Have you become less sensitive being around them?
Not at all, I've become like hypersensitive. I'm like hyper-empethetic, it's nuts. But I guess they've gotten me to the point that I'm so sensitive that I'm just so over everything.
Returning to childhood for a minute, I know it also influences your personal style to a degree as well. If you could go back in time and pluck one item from your childhood closet, what would it be and why?
This romper that my Mum got me as a child, that shit was boss! It was paisely and sort of looked like a bandana all over. Velvet on the bottom, velvet on the collar, it was raw. It was so raw!
What are some pieces in your closet with the best stories?
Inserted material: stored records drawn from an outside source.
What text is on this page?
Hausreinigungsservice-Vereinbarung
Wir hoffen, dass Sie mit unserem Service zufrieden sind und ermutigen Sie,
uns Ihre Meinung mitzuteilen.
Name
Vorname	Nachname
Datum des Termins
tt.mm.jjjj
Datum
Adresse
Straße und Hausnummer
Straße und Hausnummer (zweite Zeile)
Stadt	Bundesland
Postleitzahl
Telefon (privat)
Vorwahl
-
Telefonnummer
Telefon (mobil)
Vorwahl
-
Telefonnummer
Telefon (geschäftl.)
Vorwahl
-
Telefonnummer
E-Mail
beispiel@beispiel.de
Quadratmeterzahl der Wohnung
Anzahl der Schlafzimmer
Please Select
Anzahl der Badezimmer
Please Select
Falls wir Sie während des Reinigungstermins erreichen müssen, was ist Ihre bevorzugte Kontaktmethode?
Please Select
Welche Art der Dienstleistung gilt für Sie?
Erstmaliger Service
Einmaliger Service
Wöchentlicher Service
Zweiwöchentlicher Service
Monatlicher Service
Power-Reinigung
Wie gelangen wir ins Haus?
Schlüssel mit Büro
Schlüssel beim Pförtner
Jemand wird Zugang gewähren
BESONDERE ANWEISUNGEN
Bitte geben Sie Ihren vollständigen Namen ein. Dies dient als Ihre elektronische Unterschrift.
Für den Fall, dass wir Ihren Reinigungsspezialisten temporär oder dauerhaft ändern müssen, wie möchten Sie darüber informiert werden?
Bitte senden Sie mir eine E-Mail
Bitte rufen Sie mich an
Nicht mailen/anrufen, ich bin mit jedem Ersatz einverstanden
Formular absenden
I thrift everything, even appliances. I found this one juicer on the street in Williamsburg for 20 bucks, which was the beginning of me changing my entire lifestyle, eating wise. Just this random juicer that I had to get on the street. I bring home so much random shit, so when I came home with that, my boyfriend was just like "what the fuck?" and I was like "I found it on the street and it was so cheap!" and he was like "it's probably diseased!" and all that shit. But I walked for like 5 hours when I bought that juicer, I went on with my day. Strolling around in the summer time, no bag, just rolling up everywhere with my juicer.
I know you're a fan of Fade to Mind, King Krule, Crystal Castles, and I heard you soundchecking Fleetwood Mac! If you could collaborate with anyone, living or dead, who would you chose and why?
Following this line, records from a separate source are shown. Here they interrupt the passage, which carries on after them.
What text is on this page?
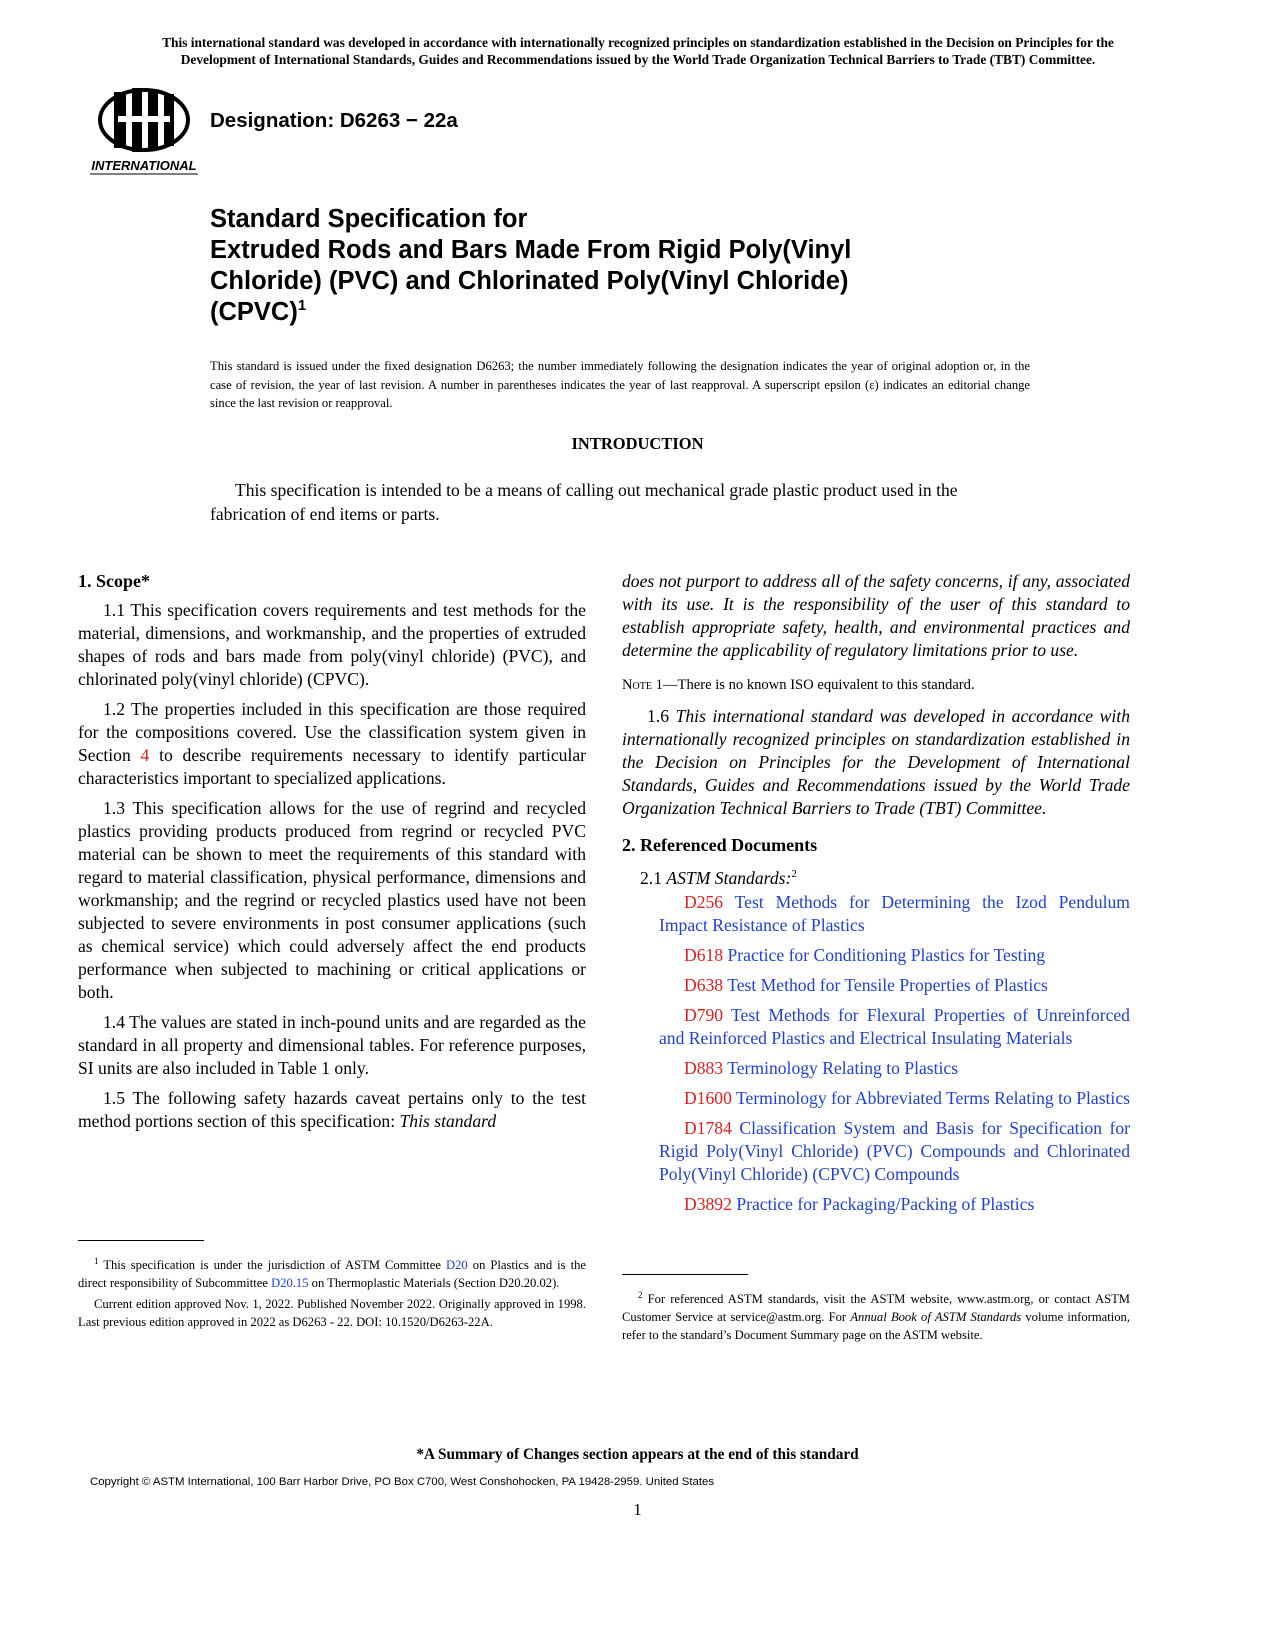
This international standard was developed in accordance with internationally recognized principles on standardization established in the Decision on Principles for the
Development of International Standards, Guides and Recommendations issued by the World Trade Organization Technical Barriers to Trade (TBT) Committee.
INTERNATIONAL
Designation: D6263 − 22a
Standard Specification for
Extruded Rods and Bars Made From Rigid Poly(Vinyl
Chloride) (PVC) and Chlorinated Poly(Vinyl Chloride)
(CPVC)$^1$
This standard is issued under the fixed designation D6263; the number immediately following the designation indicates the year of original adoption or, in the case of revision, the year of last revision. A number in parentheses indicates the year of last reapproval. A superscript epsilon (ε) indicates an editorial change since the last revision or reapproval.
INTRODUCTION
This specification is intended to be a means of calling out mechanical grade plastic product used in the fabrication of end items or parts.
1. Scope*

1.1 This specification covers requirements and test methods for the material, dimensions, and workmanship, and the properties of extruded shapes of rods and bars made from poly(vinyl chloride) (PVC), and chlorinated poly(vinyl chloride) (CPVC).

1.2 The properties included in this specification are those required for the compositions covered. Use the classification system given in Section 4 to describe requirements necessary to identify particular characteristics important to specialized applications.

1.3 This specification allows for the use of regrind and recycled plastics providing products produced from regrind or recycled PVC material can be shown to meet the requirements of this standard with regard to material classification, physical performance, dimensions and workmanship; and the regrind or recycled plastics used have not been subjected to severe environments in post consumer applications (such as chemical service) which could adversely affect the end products performance when subjected to machining or critical applications or both.

1.4 The values are stated in inch-pound units and are regarded as the standard in all property and dimensional tables. For reference purposes, SI units are also included in Table 1 only.

1.5 The following safety hazards caveat pertains only to the test method portions section of this specification: This standard

$^1$ This specification is under the jurisdiction of ASTM Committee D20 on Plastics and is the direct responsibility of Subcommittee D20.15 on Thermoplastic Materials (Section D20.20.02).

Current edition approved Nov. 1, 2022. Published November 2022. Originally approved in 1998. Last previous edition approved in 2022 as D6263 - 22. DOI: 10.1520/D6263-22A.

does not purport to address all of the safety concerns, if any, associated with its use. It is the responsibility of the user of this standard to establish appropriate safety, health, and environmental practices and determine the applicability of regulatory limitations prior to use.

Note 1—There is no known ISO equivalent to this standard.

1.6 This international standard was developed in accordance with internationally recognized principles on standardization established in the Decision on Principles for the Development of International Standards, Guides and Recommendations issued by the World Trade Organization Technical Barriers to Trade (TBT) Committee.

2. Referenced Documents

2.1 ASTM Standards:$^2$

D256 Test Methods for Determining the Izod Pendulum Impact Resistance of Plastics

D618 Practice for Conditioning Plastics for Testing

D638 Test Method for Tensile Properties of Plastics

D790 Test Methods for Flexural Properties of Unreinforced and Reinforced Plastics and Electrical Insulating Materials

D883 Terminology Relating to Plastics

D1600 Terminology for Abbreviated Terms Relating to Plastics

D1784 Classification System and Basis for Specification for Rigid Poly(Vinyl Chloride) (PVC) Compounds and Chlorinated Poly(Vinyl Chloride) (CPVC) Compounds

D3892 Practice for Packaging/Packing of Plastics

$^2$ For referenced ASTM standards, visit the ASTM website, www.astm.org, or contact ASTM Customer Service at service@astm.org. For Annual Book of ASTM Standards volume information, refer to the standard’s Document Summary page on the ASTM website.

*A Summary of Changes section appears at the end of this standard
Copyright © ASTM International, 100 Barr Harbor Drive, PO Box C700, West Conshohocken, PA 19428-2959. United States
1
I can't pick just one! Prince, I love King Krule, Sade would be nuts, Jamiroquai would be nuts, Bjork would be dream status. Like you could bury me after that, you could just bury me. I would quit music. That's the apex. I should stop there.
What do you want to be remembered for?
I want to be remembered for successfully pioneering the way people see something or what they're introduced to, because I feel like a lot of that is separated by demographic or class and all that kind of shit. But I feel like there's a lot of blending of classes and space when it comes to me. Whether it's me wearing a dirty jersey in Vogue with no hair or makeup team or I'm doing a song with Jill Scott on HypeBeast and HypeTrack, in both circumstances, those worlds don't really go together. And I think that's kind of tight. I enjoy that, I want to keep doing that. I want to keep bringing things to people of colour that they're not used to, sounds that they're not used to. I want to be remembered for culture splicing, but successfully!